When the eyes become misaligned after childhood, the cause is usually an underlying disease or condition that affects either the nerves that transmit information between the brain and the eye muscles or, less frequently, that affects just the eye muscles. Possible underlying causes of misaligned eyes include diabetes, high blood pressure, temporal arteritis, brain injury, multiple sclerosis, and myasthenia gravis.
Many children are born with a fold of skin over the inner corner of each eye that covers part of the eyeball and may make the eyes appear misaligned. Their eyes are not misaligned, however; this is simply a normal variation.
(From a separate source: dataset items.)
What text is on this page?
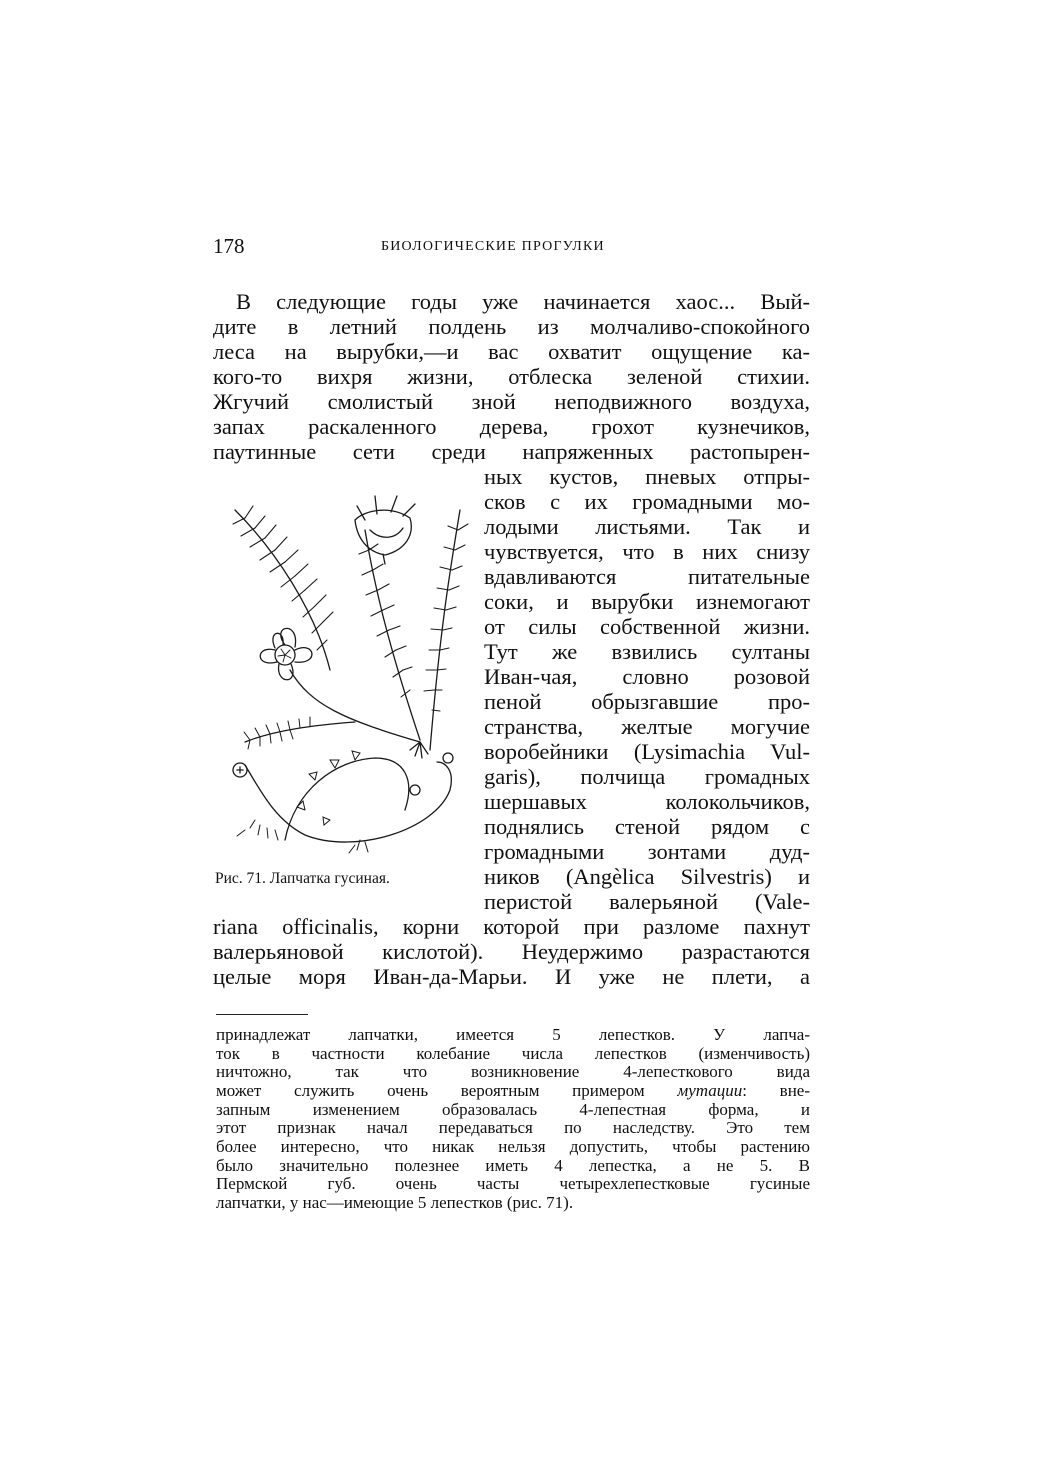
178	БИОЛОГИЧЕСКИЕ ПРОГУЛКИ
В следующие годы уже начинается хаос... Вый-
дите в летний полдень из молчаливо-спокойного
леса на вырубки,—и вас охватит ощущение ка-
кого-то вихря жизни, отблеска зеленой стихии.
Жгучий смолистый зной неподвижного воздуха,
запах раскаленного дерева, грохот кузнечиков,
паутинные сети среди напряженных растопырен-
ных кустов, пневых отпры-
сков с их громадными мо-
лодыми листьями. Так и
чувствуется, что в них снизу
вдавливаются питательные
соки, и вырубки изнемогают
от силы собственной жизни.
Тут же взвились султаны
Иван-чая, словно розовой
пеной обрызгавшие про-
странства, желтые могучие
воробейники (Lysimachia Vul-
garis), полчища громадных
шершавых колокольчиков,
поднялись стеной рядом с
громадными зонтами дуд-
ников (Angèlica Silvestris) и
перистой валерьяной (Vale-
riana officinalis, корни которой при разломе пахнут
валерьяновой кислотой). Неудержимо разрастаются
целые моря Иван-да-Марьи. И уже не плети, а
Рис. 71. Лапчатка гусиная.
принадлежат лапчатки, имеется 5 лепестков. У лапча-
ток в частности колебание числа лепестков (изменчивость)
ничтожно, так что возникновение 4-лепесткового вида
может служить очень вероятным примером мутации: вне-
запным изменением образовалась 4-лепестная форма, и
этот признак начал передаваться по наследству. Это тем
более интересно, что никак нельзя допустить, чтобы растению
было значительно полезнее иметь 4 лепестка, а не 5. В
Пермской губ. очень часты четырехлепестковые гусиные
лапчатки, у нас—имеющие 5 лепестков (рис. 71).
Early treatment of eye misalignment improves a child’s chances for normal vision. Children whose eyes are misaligned may need to wear an eye patch over the good eye and eyeglasses to ensure use of the misaligned eye and to strengthen vision in it. Surgery to tighten or loosen some of the muscles that control eye movement is frequently performed, especially in children under age 2. The procedure is usually performed on an outpatient basis, and the child stays in the hospital for a few hours after surgery. The child may need to wear an eye patch and glasses after surgery.
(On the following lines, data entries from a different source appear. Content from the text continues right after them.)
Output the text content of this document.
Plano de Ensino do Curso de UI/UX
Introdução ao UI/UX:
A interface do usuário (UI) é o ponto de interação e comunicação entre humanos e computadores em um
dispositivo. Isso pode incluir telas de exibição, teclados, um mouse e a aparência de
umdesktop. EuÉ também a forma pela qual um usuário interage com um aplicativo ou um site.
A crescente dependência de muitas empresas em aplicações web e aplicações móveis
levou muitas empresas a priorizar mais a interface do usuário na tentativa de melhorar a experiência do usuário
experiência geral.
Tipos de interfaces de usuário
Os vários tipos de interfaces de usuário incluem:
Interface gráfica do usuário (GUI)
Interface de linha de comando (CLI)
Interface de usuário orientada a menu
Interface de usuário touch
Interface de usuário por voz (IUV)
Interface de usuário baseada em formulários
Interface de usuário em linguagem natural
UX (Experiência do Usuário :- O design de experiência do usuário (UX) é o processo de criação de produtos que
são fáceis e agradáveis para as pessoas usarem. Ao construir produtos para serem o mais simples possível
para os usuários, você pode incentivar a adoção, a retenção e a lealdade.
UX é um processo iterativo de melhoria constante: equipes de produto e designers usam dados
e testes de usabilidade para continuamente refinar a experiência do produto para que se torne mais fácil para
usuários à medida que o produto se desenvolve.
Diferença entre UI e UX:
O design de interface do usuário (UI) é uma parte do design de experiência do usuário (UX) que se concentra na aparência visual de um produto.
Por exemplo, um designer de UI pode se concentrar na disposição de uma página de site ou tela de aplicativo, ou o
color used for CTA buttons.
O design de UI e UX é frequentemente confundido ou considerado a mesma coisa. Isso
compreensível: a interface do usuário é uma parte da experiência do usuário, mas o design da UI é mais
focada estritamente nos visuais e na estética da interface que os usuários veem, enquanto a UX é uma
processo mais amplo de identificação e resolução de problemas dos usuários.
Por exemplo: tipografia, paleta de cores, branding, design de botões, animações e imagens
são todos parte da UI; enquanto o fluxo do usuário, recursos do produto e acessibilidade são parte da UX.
If a child’s eyes become misaligned after age 2, an ophthalmologist usually prescribes glasses to correct the condition. The child may also need to wear a patch over his or her good eye for several hours each day to ensure use of the misaligned eye. In most of these children, the combination of a patch and glasses corrects the misalignment within a few years. In some children, surgery on the eye muscles may be needed to align the eyes.
In adults, successful treatment of an underlying disease or condition may eliminate the misalignment. Double vision may go away on its own within a few months. In some cases, an ophthalmologist may prescribe special glasses to correct the problem. In other cases, doctors may recommend surgery to tighten or loosen some of the eye muscles to coordinate eye movements.